Three officers involved in last year’s fatal shooting of a mentally ill man who was armed with a knife were honored Thursday at the Sacramento Police Department’s annual awards ceremony.
Officers Jeffrey Todd Carr, Dustin Southward and Eric Toomey were presented with the department’s Bronze Medal of Valor for the April 8, 2016, incident in which they shot and killed 40-year-old Dazion Flenaugh.
Relatives described Flenaugh as a homeless man with an undiagnosed bipolar disorder.
The officers were responding to the area of Center Parkway and Lerner Way in south Sacramento having been told that Flenaugh might be high on methamphetamine and armed with knives. Two of the officers honored Thursday shot Flenaugh as he allegedly charged at a third officer with a large knife in his hand.
Sgt. Bryce Heinlein, a spokesman for the department, told the audience of family members and police employees that the officers were being honored “for their courage and heroic actions taken to protect the community in this dangerous situation.”
The ceremony recognized more than a dozen officers for their bravery, lifesaving work or community service.
Sacramento Mayor Darrell Steinberg spoke at the event, held at a time when the department has been criticized by some for allegedly using excessive force when dealing with mentally ill individuals. In one incident in July, officers tried to run over then shot Joseph Mann, a mentally ill person who was holding a knife, in North Sacramento.
“I know that the overwhelming, overwhelming majority of police officers do an incredibly difficult and dangerous job fairly, compassionately and with true professionalism,” said Steinberg, a longtime advocate for mental health services as mayor and leader of the state Senate.
The Flenaugh shooting drew controversy from community and family members, who called for the release of additional information in the incident. The department released edited video and audio files in connection to the shooting in January and additional footage more than two months later.
Flenaugh had been stopped by officers earlier that morning after a resident on Prescott Way called dispatchers about a suspicious person looking over fences and into windows.
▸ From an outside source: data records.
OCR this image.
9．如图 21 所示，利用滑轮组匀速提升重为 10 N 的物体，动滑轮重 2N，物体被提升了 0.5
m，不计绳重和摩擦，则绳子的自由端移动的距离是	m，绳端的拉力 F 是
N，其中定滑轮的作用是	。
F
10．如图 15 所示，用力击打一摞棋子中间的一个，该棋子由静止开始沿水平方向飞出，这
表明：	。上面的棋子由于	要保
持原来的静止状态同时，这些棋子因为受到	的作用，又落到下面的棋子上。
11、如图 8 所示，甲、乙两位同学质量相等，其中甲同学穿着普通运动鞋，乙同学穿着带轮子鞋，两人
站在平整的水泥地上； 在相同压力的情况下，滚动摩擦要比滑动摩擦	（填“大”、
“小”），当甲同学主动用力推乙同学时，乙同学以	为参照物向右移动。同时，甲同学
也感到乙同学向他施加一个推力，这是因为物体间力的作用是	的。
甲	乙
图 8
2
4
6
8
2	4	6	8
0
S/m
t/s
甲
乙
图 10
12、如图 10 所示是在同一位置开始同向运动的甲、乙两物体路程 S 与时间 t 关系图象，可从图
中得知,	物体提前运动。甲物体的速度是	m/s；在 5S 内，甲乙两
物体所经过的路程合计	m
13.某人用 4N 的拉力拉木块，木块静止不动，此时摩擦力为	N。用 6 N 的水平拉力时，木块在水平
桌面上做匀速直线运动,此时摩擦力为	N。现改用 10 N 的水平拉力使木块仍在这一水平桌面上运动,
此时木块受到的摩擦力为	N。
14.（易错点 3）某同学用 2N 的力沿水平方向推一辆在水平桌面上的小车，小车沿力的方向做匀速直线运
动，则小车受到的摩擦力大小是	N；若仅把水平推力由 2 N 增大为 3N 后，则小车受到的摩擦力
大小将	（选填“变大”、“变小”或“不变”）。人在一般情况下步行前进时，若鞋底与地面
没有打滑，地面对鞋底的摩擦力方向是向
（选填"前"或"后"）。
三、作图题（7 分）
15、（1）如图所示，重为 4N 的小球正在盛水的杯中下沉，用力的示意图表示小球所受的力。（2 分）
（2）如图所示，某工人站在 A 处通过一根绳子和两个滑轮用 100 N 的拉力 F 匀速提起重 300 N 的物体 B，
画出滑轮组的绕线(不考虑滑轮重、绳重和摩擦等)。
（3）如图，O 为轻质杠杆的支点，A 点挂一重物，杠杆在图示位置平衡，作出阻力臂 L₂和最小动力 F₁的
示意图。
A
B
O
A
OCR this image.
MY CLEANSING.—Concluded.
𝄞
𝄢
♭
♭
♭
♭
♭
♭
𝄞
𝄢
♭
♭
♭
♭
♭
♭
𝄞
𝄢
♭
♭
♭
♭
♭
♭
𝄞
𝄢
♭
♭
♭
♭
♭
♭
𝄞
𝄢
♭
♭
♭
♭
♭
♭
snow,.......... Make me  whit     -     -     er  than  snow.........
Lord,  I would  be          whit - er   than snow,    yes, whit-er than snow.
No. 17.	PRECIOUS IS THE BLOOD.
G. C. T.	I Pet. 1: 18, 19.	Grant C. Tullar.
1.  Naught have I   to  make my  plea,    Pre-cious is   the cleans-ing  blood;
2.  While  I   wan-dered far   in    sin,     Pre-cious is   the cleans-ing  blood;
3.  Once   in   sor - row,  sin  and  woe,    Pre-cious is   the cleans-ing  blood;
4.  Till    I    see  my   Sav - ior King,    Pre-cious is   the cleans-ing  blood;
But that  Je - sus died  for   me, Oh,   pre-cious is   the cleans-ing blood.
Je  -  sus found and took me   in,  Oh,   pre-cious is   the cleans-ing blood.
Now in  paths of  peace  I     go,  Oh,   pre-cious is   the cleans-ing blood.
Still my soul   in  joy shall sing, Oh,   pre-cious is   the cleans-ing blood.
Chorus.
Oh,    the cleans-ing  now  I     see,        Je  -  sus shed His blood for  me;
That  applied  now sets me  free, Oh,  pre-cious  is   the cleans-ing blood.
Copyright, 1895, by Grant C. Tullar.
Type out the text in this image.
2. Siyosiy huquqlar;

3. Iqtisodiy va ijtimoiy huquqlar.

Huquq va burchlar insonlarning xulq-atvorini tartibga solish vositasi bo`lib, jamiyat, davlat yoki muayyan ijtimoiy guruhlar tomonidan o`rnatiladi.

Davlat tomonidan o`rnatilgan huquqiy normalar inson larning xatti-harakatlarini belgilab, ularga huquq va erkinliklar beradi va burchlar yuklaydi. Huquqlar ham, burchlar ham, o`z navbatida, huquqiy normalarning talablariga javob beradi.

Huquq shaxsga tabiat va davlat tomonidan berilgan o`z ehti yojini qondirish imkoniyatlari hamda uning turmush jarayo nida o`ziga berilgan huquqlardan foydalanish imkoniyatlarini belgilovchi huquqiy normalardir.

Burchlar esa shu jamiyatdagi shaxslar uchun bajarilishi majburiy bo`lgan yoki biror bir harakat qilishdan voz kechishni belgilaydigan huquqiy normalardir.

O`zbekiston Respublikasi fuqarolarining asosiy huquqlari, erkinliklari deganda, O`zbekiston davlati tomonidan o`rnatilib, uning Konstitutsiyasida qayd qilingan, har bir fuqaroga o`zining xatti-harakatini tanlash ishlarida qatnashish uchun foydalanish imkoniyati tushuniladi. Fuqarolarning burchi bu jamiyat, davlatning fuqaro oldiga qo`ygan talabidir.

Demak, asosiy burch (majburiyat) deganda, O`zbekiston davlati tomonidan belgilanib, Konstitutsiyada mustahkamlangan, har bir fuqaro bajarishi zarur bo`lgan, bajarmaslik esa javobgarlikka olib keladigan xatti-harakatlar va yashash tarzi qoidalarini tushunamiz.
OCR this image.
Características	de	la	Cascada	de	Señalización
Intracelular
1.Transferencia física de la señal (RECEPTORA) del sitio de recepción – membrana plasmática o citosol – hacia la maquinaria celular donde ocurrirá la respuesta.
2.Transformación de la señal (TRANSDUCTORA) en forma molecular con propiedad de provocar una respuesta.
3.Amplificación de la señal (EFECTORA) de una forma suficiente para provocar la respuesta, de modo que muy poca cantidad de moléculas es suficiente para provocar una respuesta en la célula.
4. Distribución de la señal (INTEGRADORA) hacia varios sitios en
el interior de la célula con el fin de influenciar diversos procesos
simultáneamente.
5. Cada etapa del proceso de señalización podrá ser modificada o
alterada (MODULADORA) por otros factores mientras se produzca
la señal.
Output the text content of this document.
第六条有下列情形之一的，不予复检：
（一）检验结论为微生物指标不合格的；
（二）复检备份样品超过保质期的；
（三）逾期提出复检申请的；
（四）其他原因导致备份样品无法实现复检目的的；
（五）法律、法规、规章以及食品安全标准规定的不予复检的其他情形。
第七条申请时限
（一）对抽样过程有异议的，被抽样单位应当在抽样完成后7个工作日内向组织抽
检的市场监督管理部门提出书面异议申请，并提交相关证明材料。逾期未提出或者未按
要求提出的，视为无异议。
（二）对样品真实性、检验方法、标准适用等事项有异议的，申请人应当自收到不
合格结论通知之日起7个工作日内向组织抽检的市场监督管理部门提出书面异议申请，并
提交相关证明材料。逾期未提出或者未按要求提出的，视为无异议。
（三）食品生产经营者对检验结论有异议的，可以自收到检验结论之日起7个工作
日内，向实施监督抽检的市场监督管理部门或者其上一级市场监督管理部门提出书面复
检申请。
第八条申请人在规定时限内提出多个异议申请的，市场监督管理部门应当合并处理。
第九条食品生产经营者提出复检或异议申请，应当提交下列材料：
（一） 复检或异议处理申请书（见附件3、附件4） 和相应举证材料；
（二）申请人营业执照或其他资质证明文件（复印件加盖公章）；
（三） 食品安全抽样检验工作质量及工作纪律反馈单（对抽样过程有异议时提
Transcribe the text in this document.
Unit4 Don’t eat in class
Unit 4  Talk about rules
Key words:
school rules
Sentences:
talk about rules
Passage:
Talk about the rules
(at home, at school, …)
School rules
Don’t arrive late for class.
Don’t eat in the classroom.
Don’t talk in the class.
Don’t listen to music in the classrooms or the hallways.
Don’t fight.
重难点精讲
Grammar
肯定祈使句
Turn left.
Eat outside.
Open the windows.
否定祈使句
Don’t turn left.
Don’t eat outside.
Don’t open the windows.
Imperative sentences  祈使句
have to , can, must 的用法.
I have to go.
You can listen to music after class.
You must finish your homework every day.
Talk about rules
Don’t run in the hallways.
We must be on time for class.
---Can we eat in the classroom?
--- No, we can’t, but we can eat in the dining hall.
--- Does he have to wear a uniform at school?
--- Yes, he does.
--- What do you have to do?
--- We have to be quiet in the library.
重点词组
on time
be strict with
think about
The 40-year-old was initially cooperative as he was placed in the back of a patrol car, but he became agitated and fled when an officer opened the door. He jumped over several fences through neighboring yards, eventually taking a pickaxe from a home, the district attorney’s review of the incident said.
Surveillance video from one house showed Flenaugh using the pickaxe on the front door of the home before running off. The district attorney’s review says he later threatened a female resident, who saw him holding multiple knives.
The District Attorney’s review said Carr, Southward and Toomey acted lawfully when they eventually made contact with Flenaugh on nearby Center Parkway. The officers fired their weapons, fearing for their safety, the review said.
“(Officers Carr and Toomey) observed Flenaugh jump out along the driveway while holding a large knife up with his left hand, and sprint towards Officer Southward,” the review says. “Officers Carr and Toomey believed that Flenaugh was going to kill Officer Southward, so they raised their guns and fired as Flenaugh came within 25 feet of Officer Southward.”
The highest award presented Thursday went to Michael Smith Jr., a veteran of the Police Department with more than 20 years of experience. He was given the Silver Medal of Valor for intervening when an armed gunman opened fire at the Capitol Casino parking lot near downtown Sacramento in November.
The gunman, who police said was fleeing after a fight broke out between his party and another group, diverted his gunfire toward Smith after the officer began firing in his direction. An innocent bystander, Capitol staffer Nicholas Broadway, 36, was killed in the initial shootout. Police said Smith’s actions potentially prevented further loss of life.
“The officer noticed the threat, responded to the threat and then … the suspect directed their attention and fired at the officer, with the officer putting his own life in harm’s way,” interim police Chief Brian Louie said.